Em 2019, em pouco mais quatro meses após ter assumido à presidência da República ( 26 de abril) a Aliança Nacional LGBTI publicou uma nota de repúdio às declarações preconceituosas, machistas e homofóbicas do presidente da República que havia afirmado, no dia anterior, num café da manhã com jornalistas “Quem quiser vir aqui (no Brasil) fazer sexo com uma mulher, fique à vontade. Agora, não pode ficar conhecido como paraíso do mundo gay aqui dentro”.

Na nota, exige-se o respeito à diversidade e a não aceitação de “atitudes e ações ligadas ao racismo, machismo, discriminações contra lésbicas, gays, bissexuais, transexuais, travestis, intersexuais (LGBTI+), nem quaisquer outras pautas que promovam o ódio”.
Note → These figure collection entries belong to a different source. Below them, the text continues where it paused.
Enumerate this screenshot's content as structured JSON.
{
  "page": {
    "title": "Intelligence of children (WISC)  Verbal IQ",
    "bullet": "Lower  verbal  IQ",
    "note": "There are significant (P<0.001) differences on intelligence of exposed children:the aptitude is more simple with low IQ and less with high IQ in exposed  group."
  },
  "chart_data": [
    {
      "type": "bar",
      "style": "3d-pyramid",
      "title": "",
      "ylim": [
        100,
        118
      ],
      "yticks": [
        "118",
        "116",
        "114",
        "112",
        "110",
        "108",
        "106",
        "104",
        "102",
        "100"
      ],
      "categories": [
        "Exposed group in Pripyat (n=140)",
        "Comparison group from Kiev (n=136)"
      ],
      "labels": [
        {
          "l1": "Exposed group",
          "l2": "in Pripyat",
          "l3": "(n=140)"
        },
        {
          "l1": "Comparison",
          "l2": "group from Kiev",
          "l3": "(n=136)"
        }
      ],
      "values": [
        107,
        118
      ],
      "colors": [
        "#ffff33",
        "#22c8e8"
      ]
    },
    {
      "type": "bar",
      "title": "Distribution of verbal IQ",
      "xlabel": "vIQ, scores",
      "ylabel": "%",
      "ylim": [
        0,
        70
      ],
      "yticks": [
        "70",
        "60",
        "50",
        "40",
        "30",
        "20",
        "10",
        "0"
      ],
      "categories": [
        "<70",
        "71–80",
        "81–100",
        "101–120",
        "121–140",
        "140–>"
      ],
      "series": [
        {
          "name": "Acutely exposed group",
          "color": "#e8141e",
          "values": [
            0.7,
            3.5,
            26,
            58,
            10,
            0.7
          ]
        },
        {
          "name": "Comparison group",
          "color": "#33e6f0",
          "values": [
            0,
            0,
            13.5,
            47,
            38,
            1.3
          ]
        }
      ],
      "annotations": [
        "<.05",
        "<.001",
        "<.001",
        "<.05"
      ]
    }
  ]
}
Umberto Eco afirma que a intolerância deve ser combatida através de uma educação constante, que tenha início na infância “antes que ela se torne uma casca comportamental dura demais”. A questão é: como fazer isso em países em que os responsáveis pelo sistema educacional são eles mesmos, além de incompetentes, intolerantes?

De qualquer forma, é de fundamental importância declarar guerra a intolerância como parte de uma luta mais geral, antes que os intolerantes bloqueiem qualquer possibilidade nesse sentido. Uma sociedade intolerante é incapaz de conviver com as diferenças. O ódio é um sentimento que cega as pessoas e ajuda no processo de erosão da democracia, que tem como um dos seus fundamentos a convivência dos diferentes.

Intolerância é incompatível com a democracia, daí a urgência (e necessidade) dos democratas (e tolerantes) saber distinguir entre o tolerável e o intolerável, buscando um padrão de civilidade, de respeito aos direitos humanos, de se educar para a diversidade e aos valores que deveriam norteiam a sociedade, como a convivência democrática e repudiar os intolerantes, que fomentam preconceitos, ódio e a violência contra os que são e/ou pensam diferente. A intolerância não deve ser tolerada. Os tolerantes não devem tolerar intolerantes.